Tag Archives: elegy

Robin

An Elegy [a draft]

Did you attempt to fill an inner hole
By pouring water in another’s well?
Was soothing ev’ry stranger’s sagging soul
A way to lift your own from hopeless Hell?
You were a glass that magnified delight,
A sun that shined upon the spirit’s shore.
Your blazing, blinding brilliance kept from sight
The darkness deep inside your solar core.

When choosing not to live another day,
Perhaps, you—like us—didn’t truly know
That there’d again be clouds of black and gray
Above the spots once brightened by your glow.
But, though extinguished, you remain a star—
Which means some light will reach us from afar.

“Soldiers Put to Death”–an elegy

 

https://sp2.yimg.com/ib/th?id=HN.608031755703814546&pid=15.1

Oh, Army Worm, for years you serve the corps,
You’ll be repaid with poison that they’ll pour.
And Soldier Ant, although you serve the State,
One day they’ll point and say, “Exterminate!”
Insignia you wear on valiant chests
Will not deter those branding you as pests.
An officer will enter and salute
With orders saying only, “Execute.”
And once you’re through with gruesome dying gags,
There’ll be no burial, no folded flags.
Courageous ants and worms, your fate is clear:
You set the date when choosing your career.

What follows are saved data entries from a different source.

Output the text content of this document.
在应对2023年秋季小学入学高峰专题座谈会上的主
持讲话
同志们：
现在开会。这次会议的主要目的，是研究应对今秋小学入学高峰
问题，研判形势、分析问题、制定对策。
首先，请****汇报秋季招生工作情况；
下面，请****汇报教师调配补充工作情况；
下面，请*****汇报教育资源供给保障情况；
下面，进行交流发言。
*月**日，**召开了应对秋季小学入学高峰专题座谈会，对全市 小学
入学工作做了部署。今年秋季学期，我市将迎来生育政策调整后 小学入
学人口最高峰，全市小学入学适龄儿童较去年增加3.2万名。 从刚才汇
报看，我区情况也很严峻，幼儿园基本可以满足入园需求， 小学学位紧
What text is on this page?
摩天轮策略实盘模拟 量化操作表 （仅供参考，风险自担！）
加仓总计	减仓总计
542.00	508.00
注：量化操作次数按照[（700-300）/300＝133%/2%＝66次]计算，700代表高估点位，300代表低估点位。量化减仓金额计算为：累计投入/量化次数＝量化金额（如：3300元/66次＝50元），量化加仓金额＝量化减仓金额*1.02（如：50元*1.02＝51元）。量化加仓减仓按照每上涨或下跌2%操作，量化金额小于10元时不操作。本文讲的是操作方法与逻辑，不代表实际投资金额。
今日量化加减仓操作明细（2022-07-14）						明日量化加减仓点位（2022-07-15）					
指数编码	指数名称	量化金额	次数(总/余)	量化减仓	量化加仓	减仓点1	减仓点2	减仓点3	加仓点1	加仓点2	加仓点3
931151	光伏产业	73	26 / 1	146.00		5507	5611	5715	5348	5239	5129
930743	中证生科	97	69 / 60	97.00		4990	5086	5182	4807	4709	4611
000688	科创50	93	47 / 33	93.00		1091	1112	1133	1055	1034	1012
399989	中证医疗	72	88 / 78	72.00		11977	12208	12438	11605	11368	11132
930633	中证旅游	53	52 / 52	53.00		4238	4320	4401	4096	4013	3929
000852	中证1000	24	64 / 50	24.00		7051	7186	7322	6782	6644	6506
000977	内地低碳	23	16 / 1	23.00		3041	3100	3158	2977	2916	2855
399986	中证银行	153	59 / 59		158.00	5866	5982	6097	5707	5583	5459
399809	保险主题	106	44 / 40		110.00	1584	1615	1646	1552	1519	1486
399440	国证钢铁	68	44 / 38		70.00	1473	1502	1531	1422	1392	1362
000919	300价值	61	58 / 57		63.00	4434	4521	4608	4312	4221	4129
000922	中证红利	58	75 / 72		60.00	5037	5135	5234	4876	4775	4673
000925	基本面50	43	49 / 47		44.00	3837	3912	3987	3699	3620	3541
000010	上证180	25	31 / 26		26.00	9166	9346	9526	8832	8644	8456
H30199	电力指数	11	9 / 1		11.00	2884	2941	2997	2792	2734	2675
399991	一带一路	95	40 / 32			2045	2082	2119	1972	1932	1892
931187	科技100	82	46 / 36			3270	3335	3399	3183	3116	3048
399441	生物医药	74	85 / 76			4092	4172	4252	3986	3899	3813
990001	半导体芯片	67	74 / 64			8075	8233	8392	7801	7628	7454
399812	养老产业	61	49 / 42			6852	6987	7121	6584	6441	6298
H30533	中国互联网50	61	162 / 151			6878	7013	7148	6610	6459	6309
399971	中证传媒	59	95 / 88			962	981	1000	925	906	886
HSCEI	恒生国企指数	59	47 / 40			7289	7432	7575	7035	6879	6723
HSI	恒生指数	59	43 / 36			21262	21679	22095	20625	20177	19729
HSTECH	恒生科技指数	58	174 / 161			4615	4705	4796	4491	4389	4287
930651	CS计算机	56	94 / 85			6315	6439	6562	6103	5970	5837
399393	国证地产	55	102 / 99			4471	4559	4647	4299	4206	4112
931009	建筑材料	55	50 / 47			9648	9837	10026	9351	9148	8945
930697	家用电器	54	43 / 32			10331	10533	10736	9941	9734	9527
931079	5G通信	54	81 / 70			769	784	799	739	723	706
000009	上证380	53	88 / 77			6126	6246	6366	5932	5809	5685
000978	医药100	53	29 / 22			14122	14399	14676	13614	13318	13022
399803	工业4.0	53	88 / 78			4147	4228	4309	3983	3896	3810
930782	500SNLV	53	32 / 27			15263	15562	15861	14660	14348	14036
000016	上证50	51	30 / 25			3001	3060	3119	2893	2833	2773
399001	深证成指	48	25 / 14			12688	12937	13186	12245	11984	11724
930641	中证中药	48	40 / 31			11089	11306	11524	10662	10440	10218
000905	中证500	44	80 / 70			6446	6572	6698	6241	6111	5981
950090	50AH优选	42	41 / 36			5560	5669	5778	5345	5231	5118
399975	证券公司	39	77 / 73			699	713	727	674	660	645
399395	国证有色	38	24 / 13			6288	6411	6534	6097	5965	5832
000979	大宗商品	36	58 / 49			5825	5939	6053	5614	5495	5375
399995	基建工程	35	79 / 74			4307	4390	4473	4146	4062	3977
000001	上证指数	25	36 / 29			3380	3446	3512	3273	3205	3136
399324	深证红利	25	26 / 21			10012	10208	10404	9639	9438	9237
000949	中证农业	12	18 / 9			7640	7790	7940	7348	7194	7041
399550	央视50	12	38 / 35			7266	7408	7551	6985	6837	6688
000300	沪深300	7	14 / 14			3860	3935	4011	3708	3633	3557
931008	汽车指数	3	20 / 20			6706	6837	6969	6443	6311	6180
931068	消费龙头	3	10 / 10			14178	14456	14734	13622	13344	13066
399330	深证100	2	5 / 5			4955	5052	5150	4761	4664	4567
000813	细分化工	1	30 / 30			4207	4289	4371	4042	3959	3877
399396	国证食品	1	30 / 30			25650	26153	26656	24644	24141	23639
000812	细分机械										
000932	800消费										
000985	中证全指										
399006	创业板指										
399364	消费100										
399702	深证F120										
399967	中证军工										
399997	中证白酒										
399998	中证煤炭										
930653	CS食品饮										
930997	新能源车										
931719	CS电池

As much as I would like to claim some profound meaning for this poem, I must insist that it simply is–as it appears to be–an odd word game combining animal names, pest control-related concepts, and military terms.

–Paul

“Elegy for a Cow”

“An Elegy for a Cow” [An Elizabethan Sonnet by Paul Burgess]

A mockingbird’s demise is sad, no doubt,
But rarely does one raise a single brow—
No, not a man it seems does cry or pout—
When flies begin to feast upon a cow.
No thought is spared the weeping widowed bull
Who never could replace the love she gave,
Who lacks the milk to keep their children full,
Who can’t afford a spade to dig her grave,
Who knows, alas, his cherished, mooing mate
With leather tanners soon will have to meet—
Because it’s destiny, says the Book of Fate,
To be some guy or gal’s reclining seat—
Whose beefy bovine tears inscribe in soil
These lines produced by bullish sweat and toil.